A dúvida é: Não foi possível ver a calda ou cauda do cometa?
A resposta é: Não foi possível ver a cauda do cometa.
Cometa só teria calda se tivesse “rabinho doce”. Calda é uma solução açucarada: calda de caramelo, pêssegos em calda… Cauda é rabo, apêndice: cauda do macaco, piano de cauda, cauda do cometa…
Você sabe qual é a diferença entre animais capturados e animais apreendidos? Se o leão fugir do circo, os bombeiros serão chamados para capturá-lo; se alguém estiver vendendo micos-leões ali na esquina (o que é ilegal), o Ibama deve apreender os animais e a polícia prender os traficantes.

A dúvida é: É proibida, qualquer que seja ou quaisquer que sejam os motivos, a entrada de estranhos?

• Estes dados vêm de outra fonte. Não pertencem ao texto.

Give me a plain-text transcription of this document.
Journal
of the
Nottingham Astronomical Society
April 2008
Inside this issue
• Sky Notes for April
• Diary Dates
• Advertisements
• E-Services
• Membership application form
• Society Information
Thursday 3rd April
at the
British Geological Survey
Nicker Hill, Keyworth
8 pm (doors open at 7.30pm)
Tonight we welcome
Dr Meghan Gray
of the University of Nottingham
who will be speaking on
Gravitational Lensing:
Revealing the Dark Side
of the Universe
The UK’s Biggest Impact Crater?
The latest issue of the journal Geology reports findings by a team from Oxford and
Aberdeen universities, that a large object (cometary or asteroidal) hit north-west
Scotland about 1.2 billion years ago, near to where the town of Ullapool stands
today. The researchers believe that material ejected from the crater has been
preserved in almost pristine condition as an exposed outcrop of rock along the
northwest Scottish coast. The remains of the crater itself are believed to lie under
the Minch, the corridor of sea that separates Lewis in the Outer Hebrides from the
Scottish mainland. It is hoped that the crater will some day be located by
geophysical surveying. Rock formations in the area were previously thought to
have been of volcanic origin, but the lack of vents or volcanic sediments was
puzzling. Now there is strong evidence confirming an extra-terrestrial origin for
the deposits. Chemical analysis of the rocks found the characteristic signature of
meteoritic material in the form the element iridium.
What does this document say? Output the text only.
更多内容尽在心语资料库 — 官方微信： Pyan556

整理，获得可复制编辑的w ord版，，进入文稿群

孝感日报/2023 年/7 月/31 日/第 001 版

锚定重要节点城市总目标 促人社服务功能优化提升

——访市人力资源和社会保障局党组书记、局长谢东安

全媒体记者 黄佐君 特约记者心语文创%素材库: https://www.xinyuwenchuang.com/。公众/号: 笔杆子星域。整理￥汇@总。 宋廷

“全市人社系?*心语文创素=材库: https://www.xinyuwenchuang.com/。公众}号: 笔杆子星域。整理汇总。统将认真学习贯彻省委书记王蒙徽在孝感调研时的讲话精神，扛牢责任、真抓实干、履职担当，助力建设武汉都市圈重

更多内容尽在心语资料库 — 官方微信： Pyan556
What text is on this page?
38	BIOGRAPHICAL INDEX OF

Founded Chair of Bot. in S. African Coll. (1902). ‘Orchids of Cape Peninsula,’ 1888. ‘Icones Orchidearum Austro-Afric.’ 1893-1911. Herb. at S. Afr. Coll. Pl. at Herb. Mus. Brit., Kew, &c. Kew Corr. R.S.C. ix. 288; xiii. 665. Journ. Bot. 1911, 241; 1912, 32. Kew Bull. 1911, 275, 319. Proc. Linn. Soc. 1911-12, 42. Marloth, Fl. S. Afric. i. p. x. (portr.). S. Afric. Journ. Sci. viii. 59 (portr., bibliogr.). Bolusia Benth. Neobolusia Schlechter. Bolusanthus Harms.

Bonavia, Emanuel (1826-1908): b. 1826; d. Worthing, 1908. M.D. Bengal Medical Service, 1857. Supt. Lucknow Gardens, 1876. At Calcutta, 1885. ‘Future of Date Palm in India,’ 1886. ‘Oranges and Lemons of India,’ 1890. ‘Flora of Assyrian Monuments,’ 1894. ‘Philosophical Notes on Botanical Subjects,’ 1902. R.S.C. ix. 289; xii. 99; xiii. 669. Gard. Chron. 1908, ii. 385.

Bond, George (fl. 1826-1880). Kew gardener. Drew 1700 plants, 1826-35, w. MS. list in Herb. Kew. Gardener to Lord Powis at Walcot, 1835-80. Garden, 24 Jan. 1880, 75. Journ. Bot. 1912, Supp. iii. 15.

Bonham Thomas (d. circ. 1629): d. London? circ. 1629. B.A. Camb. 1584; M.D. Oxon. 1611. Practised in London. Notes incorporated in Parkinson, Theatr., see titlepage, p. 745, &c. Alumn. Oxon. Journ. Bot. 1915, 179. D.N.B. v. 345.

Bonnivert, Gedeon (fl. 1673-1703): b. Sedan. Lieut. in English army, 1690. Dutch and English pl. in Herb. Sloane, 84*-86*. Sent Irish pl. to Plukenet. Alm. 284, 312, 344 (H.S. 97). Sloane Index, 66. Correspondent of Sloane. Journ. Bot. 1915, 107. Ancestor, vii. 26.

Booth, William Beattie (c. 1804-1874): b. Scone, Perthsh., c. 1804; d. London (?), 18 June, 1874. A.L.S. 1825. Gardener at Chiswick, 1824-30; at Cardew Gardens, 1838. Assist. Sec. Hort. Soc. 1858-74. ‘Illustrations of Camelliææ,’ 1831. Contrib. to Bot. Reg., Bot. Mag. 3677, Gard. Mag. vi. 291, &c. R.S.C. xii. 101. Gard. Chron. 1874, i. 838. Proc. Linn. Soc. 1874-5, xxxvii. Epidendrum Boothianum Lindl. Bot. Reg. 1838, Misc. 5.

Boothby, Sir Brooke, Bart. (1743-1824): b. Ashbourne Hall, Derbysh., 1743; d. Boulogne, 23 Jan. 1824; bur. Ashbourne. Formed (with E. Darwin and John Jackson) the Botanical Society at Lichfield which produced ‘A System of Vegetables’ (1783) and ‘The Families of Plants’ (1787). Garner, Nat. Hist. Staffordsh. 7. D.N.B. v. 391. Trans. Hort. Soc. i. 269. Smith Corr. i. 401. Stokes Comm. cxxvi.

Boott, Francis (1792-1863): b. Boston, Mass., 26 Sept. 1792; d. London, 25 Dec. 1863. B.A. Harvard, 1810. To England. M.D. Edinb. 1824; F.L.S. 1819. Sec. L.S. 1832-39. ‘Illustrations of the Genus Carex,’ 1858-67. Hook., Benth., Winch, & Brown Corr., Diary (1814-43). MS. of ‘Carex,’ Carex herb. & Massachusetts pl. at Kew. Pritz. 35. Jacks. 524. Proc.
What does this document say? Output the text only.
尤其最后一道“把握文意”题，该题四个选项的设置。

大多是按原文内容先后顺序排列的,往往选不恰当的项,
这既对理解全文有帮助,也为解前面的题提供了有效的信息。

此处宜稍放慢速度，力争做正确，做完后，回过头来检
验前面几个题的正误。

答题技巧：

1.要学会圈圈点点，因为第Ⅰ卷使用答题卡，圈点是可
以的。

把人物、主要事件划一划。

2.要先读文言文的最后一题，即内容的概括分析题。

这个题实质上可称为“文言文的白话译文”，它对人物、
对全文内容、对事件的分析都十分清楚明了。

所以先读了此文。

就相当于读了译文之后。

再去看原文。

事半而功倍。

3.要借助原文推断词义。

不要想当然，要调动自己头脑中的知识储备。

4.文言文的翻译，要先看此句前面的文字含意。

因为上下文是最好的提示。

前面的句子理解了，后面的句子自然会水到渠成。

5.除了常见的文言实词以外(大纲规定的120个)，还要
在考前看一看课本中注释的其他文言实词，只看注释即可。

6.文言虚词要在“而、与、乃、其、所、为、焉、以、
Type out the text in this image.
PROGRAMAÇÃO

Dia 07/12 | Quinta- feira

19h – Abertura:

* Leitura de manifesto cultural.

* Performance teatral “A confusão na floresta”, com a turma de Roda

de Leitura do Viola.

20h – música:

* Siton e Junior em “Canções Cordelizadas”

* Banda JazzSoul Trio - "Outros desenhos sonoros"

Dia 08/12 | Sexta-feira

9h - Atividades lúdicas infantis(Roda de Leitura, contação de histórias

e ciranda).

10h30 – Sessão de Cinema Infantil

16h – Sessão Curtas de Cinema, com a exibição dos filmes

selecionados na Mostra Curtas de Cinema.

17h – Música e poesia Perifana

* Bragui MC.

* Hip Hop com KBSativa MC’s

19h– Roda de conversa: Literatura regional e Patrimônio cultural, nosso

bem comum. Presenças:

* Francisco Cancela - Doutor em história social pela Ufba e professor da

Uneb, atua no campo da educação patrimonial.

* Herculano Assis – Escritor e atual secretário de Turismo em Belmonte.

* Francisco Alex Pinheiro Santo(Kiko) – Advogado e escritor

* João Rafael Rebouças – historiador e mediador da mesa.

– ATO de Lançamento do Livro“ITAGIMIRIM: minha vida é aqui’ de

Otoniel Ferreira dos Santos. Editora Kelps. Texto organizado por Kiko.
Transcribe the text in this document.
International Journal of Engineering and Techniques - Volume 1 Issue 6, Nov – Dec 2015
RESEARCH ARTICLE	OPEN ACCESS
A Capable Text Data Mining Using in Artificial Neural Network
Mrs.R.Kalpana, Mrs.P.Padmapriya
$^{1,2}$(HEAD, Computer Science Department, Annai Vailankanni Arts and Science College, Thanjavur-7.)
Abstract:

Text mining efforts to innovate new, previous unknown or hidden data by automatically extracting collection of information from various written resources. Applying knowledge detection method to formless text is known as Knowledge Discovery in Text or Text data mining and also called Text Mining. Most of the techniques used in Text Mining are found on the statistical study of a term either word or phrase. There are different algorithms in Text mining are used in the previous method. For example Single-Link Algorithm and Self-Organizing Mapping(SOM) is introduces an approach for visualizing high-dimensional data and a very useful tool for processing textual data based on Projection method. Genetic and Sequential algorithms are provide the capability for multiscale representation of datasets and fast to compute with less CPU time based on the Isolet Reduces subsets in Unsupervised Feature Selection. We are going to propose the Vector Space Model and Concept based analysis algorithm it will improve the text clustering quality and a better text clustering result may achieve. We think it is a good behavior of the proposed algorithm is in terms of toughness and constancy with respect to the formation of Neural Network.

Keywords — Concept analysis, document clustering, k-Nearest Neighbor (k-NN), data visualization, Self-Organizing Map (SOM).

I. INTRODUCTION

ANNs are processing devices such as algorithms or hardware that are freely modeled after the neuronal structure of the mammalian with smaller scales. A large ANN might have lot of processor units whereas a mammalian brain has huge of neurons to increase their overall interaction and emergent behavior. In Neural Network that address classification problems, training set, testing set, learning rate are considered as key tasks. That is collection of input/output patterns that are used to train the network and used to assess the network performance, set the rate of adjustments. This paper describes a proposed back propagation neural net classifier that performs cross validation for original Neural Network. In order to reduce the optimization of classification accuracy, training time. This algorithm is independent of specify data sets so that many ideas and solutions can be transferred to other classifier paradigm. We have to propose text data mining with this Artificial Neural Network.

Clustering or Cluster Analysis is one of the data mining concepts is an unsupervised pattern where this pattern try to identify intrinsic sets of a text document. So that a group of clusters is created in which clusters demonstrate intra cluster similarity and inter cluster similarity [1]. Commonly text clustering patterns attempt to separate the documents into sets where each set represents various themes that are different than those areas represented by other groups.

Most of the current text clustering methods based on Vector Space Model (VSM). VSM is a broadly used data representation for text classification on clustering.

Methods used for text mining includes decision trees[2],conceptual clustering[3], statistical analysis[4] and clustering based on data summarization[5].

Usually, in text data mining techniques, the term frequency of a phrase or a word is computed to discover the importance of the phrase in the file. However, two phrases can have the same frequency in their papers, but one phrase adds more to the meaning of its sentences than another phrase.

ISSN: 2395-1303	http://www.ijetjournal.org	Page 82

A resposta é: É proibida, quaisquer que sejam os motivos, a entrada de estranhos.
Qualquer é um pronome que deve concordar com o substantivo a que se refere: “quaisquer motivos”, “quaisquer problemas”, “quaisquer pessoas”… Em geral, o singular já é suficiente: “qualquer motivo”, “qualquer problema”, “qualquer pessoa”. Isso significa que também estaria correto: “É proibida, qualquer que seja o motivo, a entrada de estranhos”.
Na frase “Estou aqui para resolver todo e qualquer problema”, a expressão “todo e qualquer” é redundante. “Todo problema” significa “qualquer problema”. Bastaria dizer: “Estou aqui para resolver todo problema” ou “Estou aqui para resolver qualquer problema”. Como toda redundância, somente a ênfase justifica o seu uso.